Relativement, bien sûr, cela ne ressemble pas encore à la Suisse. On se souvient de l’attentat contre des touristes espagnols à Bamiyan ce printemps (6 morts), revendiqué par l’Etat Islamique au Khorassan, la section locale de Daesh. Mais depuis 2 ans que le tourisme à redécollé, cela reste un événement isolé, comme il y en a eu en Iran, au Tajikistan et au Pakistan, entre autre. Actuellement (2024) la route la plus facile et qui pose le moins de contraintes entre l’Asie centrale et le sous-continent indien passe donc par l’Afghanistan.

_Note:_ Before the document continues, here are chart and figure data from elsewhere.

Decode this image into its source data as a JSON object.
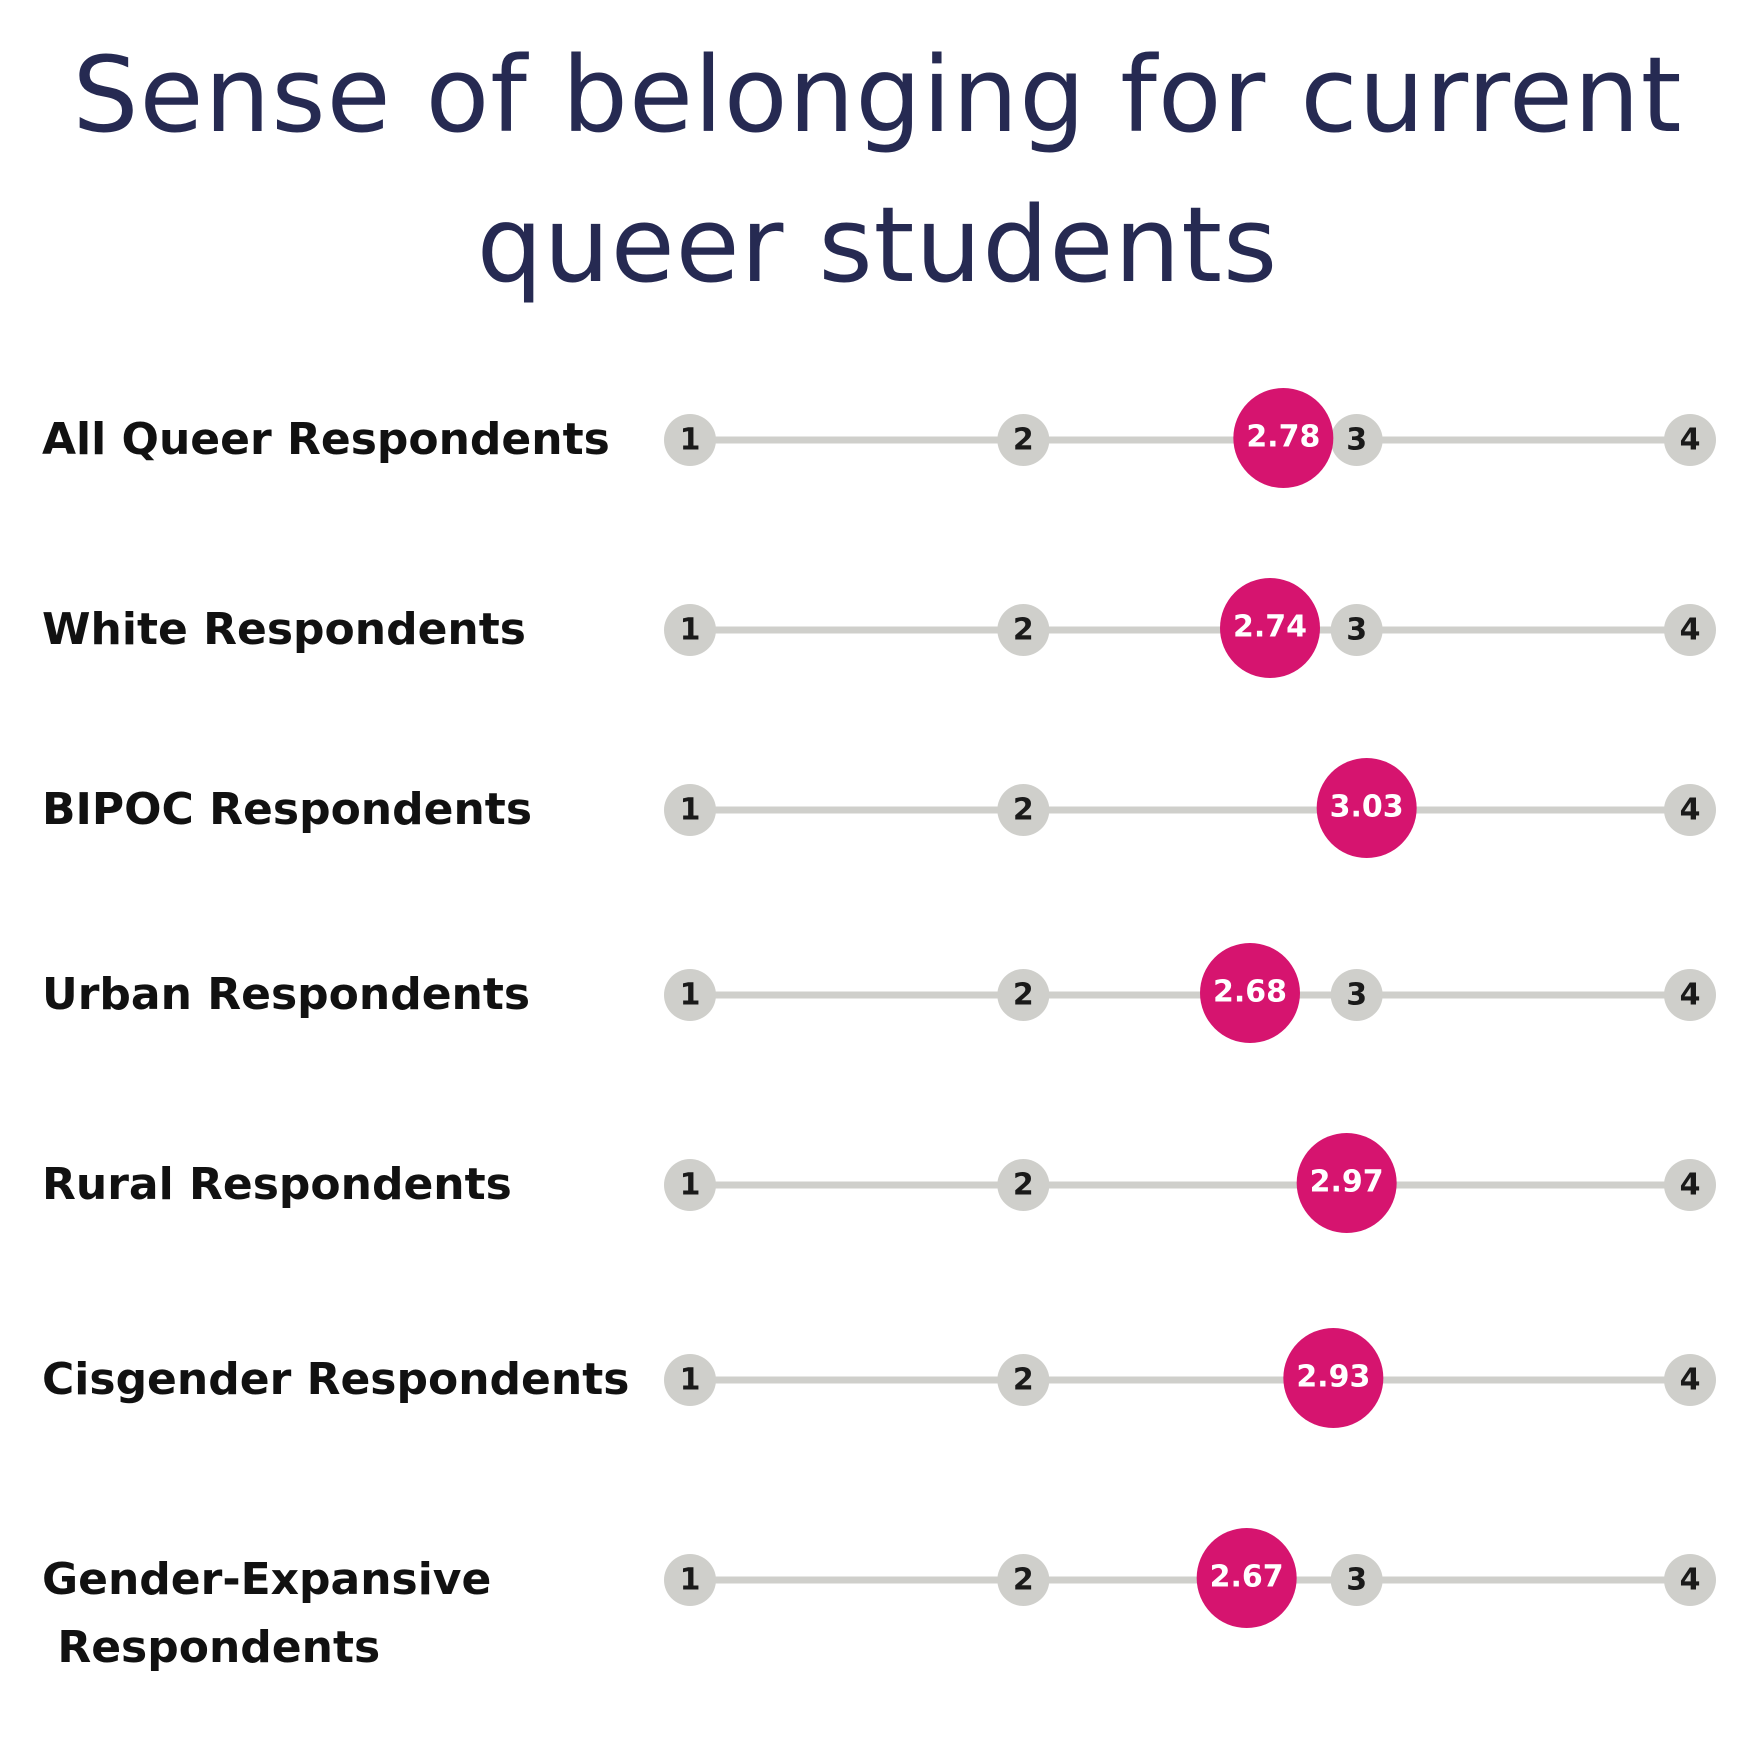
{
  "title": {
    "line1": "Sense of belonging for current",
    "line2": "queer students"
  },
  "colors": {
    "title": "#262a52",
    "track": "#cfcfcb",
    "tick_circle": "#cfcfcb",
    "marker": "#d6146f",
    "label": "#111111"
  },
  "chart_data": {
    "type": "scatter",
    "title": "Sense of belonging for current queer students",
    "xlim": [
      1,
      4
    ],
    "ticks": [
      "1",
      "2",
      "3",
      "4"
    ],
    "grid": false,
    "rows": [
      {
        "label": [
          "All Queer Respondents"
        ],
        "value": 2.78,
        "value_label": "2.78",
        "shown_ticks": [
          "1",
          "2",
          "3",
          "4"
        ]
      },
      {
        "label": [
          "White Respondents"
        ],
        "value": 2.74,
        "value_label": "2.74",
        "shown_ticks": [
          "1",
          "2",
          "3",
          "4"
        ]
      },
      {
        "label": [
          "BIPOC Respondents"
        ],
        "value": 3.03,
        "value_label": "3.03",
        "shown_ticks": [
          "1",
          "2",
          "4"
        ]
      },
      {
        "label": [
          "Urban Respondents"
        ],
        "value": 2.68,
        "value_label": "2.68",
        "shown_ticks": [
          "1",
          "2",
          "3",
          "4"
        ]
      },
      {
        "label": [
          "Rural Respondents"
        ],
        "value": 2.97,
        "value_label": "2.97",
        "shown_ticks": [
          "1",
          "2",
          "4"
        ]
      },
      {
        "label": [
          "Cisgender Respondents"
        ],
        "value": 2.93,
        "value_label": "2.93",
        "shown_ticks": [
          "1",
          "2",
          "4"
        ]
      },
      {
        "label": [
          "Gender-Expansive",
          " Respondents"
        ],
        "value": 2.67,
        "value_label": "2.67",
        "shown_ticks": [
          "1",
          "2",
          "3",
          "4"
        ]
      }
    ]
  }
}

En pratique, il faut un obtenir un visa (pas besoin de carnet de passage, mais bien sûr il est nécessaire pour le Pakistan). Il est très facile à obtenir directement à la frontière en venant du Tajikistan, comme je l’ai expérimenté, ou alors au consulat de Peshawar (Pakistan) ou de Mashad (Iran; mais il semble qu’il faut maintenant s’adresser à l’ambassade de Téhéran). Il n’est actuellement pas possible d’entrer depuis l’Ouzbékistan, et seul un poste-frontière avec le Tajikistan est ouvert, Shir Khan Bandar au sud de Douchanbé; les points de passage dans le Pamir (Khorog, Ishkashim) sont fermés.
Seule restriction, mais de taille: les femmes ne peuvent en théorie pas voyager seules. Elles peuvent entrer en Afghanistan, mais uniquement si elles sont en couple ou accompagnées par un guide. De manière générale, même si les Talibans ne sont pas ouvertement hostiles aux femmes occidentales visitant leur pays, ils ne sont pas du tout accueillants et j’imagine que cela peut être très irritant pour les femmes voyageuses. Les habitants « normaux » (non Talibans) sont eux extrêmement gentils et accueillants, mais bien sûr la place de la femme reste au second plan dans ce pays, surtout dans les villages, il faut le savoir et l’accepter (ou trouver une autre destination). Le voile est obligatoire pour les femmes en Afghanistan, bien sûr, mais en dehors des grandes villes il est rare de les rencontrer en burkha, le cliché afghan. En général elles ont un robe longue et un foulard sur la tête, mais qui laisse voir les yeux. En même temps, on est très loin de la tenue des Iraniennes qui posent négligemment leur foulard sur le haut de la tête en laissant apparaître la moitié de la chevelure (ou même parfois sans voile depuis peu). C’est la société traditionnelle qui dicte la tenue et la place des femmes en société, plus que les Talibans.
Je suis donc parti depuis Bishkek en direction du sud, Tajikistan, Afghanistan, Pakistan et Inde où je retournerai des collègues motards pour un tour guidé au Ladakh. Note: la frontière entre le Kyrgyzstan et le Tadjikistan est toujours fermées, ne peuvent passer que les personnes qui se sont déclarées auprès du ministère ad hoc kirghize. Tous les détails dans cet article. De mon coté, je suis passé brièvement par l’Ouzbékistan afin d’éviter cet écueil. Comme nous sommes dispensés de visa dans ce pays, il s’agit juste de passer un poste-frontière de plus.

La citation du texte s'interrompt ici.